Almost two-thirds of junior lawyers believe they should be allowed to refuse work that clashes with their personal beliefs, the research from legal firm Obelisk Support reveals.
Nearly 75 per cent wouldn’t join a firm whose values didn’t match their own while 86 per cent say they are looking to effect positive change through their legal work.
Issues like sustainability, climate change, diversity and ‘purpose’ are more important than profit for the next generation of lawyers, they claim.
The report also found that young lawyers believe cultural change in the law is being held back by older partners resentful at the thought of the next generation having it easier than they did.
Almost two-thirds of junior lawyers believe they should be allowed to refuse work that clashes with their personal beliefs, the research from legal firm Obelisk Support reveals (Stock Image)
Just 18 per cent of participants said that their current employer allows them to decline work on ethical grounds and only 58 per cent are working at a firm whose values match their own (Stock Image)
Just 18 per cent of participants said that their current employer allows them to decline work on ethical grounds and only 58 per cent are working at a firm whose values match their own.
Participants expressed frustration at the slow pace of cultural change, adding that it could not wait until they were in leadership positions before these changes are made.
Dana Denis-Smith, chief executive of Obelisk, said: ‘The next generation of lawyers is expecting the legal profession to shift to a business model that prioritises sustainability beyond profitability.’ The report, which surveyed 72 young lawyers from a range of legal firms as well as in-house, says its findings mean law firms must consider ‘which clients they are prepared to act for’.
As part of its research, Obelisk conducted a roundtable of legal leaders.

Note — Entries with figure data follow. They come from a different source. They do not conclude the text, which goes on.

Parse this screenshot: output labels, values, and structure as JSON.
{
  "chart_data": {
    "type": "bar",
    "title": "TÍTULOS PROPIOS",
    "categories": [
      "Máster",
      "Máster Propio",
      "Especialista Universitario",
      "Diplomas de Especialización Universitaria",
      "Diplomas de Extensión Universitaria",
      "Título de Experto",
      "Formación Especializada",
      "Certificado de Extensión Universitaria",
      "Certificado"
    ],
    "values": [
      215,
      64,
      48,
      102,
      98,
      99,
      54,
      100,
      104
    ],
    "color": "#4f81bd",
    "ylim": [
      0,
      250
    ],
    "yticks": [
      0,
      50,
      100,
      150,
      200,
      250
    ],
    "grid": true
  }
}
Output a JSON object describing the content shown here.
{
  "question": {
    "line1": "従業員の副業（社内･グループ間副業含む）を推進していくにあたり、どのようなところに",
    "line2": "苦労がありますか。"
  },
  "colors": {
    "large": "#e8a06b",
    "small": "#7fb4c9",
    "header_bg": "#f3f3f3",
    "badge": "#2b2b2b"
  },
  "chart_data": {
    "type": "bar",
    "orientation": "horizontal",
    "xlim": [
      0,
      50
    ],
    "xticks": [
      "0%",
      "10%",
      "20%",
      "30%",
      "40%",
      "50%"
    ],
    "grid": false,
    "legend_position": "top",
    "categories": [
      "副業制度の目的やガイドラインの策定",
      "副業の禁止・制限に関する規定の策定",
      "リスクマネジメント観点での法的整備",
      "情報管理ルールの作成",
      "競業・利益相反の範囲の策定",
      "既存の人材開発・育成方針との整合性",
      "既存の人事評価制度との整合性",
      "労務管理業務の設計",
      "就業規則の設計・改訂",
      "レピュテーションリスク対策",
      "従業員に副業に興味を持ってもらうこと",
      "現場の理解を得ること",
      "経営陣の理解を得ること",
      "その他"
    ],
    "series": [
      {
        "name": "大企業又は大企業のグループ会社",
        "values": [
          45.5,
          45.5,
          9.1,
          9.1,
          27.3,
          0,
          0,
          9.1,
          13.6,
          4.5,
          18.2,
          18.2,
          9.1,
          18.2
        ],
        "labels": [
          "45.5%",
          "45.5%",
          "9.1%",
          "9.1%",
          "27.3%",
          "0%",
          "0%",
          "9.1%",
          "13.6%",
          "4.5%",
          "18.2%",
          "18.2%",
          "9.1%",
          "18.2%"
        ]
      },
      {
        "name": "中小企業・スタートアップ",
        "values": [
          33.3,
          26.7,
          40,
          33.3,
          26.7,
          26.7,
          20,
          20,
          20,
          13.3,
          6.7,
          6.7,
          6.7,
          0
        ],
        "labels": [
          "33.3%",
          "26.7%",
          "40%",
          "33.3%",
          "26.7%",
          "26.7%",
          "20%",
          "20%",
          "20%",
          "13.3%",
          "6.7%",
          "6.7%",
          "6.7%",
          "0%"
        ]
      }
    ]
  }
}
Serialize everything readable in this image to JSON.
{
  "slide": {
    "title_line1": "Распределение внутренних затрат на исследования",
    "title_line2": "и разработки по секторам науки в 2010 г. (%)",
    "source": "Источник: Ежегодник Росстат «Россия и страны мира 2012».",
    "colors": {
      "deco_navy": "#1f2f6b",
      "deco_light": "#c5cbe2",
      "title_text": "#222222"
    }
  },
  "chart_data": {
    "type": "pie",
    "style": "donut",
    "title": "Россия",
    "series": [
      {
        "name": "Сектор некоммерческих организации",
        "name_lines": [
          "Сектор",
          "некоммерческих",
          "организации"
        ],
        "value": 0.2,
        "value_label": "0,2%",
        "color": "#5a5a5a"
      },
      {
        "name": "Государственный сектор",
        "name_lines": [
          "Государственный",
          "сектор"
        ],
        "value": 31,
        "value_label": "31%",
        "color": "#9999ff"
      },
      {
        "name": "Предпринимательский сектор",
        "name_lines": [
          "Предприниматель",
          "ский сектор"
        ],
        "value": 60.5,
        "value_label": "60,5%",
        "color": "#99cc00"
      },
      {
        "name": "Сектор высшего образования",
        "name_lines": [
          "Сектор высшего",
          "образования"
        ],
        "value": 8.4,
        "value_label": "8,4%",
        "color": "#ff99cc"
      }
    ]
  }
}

One of those taking part, Grace Kendrick, an associate at firm CMS, said it was important for young lawyers to know their personal limits.
She said: ‘Especially working in a big City firm, there are other people who could step up and do that work if you genuinely don’t feel comfortable doing it and your firm should want you to do the best you can.’ Ms Kendrick said that she knows a lifelong vegan at another firm who was allowed to refuse to work for a fishing company, for example.
She added: ‘We talk about these things because we know it’s important, and the more you talk about it and share your experience, it can inspire those behind you and it can help them to break the barriers too, making a much more diverse workplace.’
Another unnamed associate lawyer told the roundtable: ‘There is something among the older generation where, either consciously or sub-consciously, they think ‘I worked bloody hard to get into this profession and no one cared about my mental health. I worked long hours. Why should the younger generation get away with a nicer culture?’ Perhaps there is a bit of resentment there.’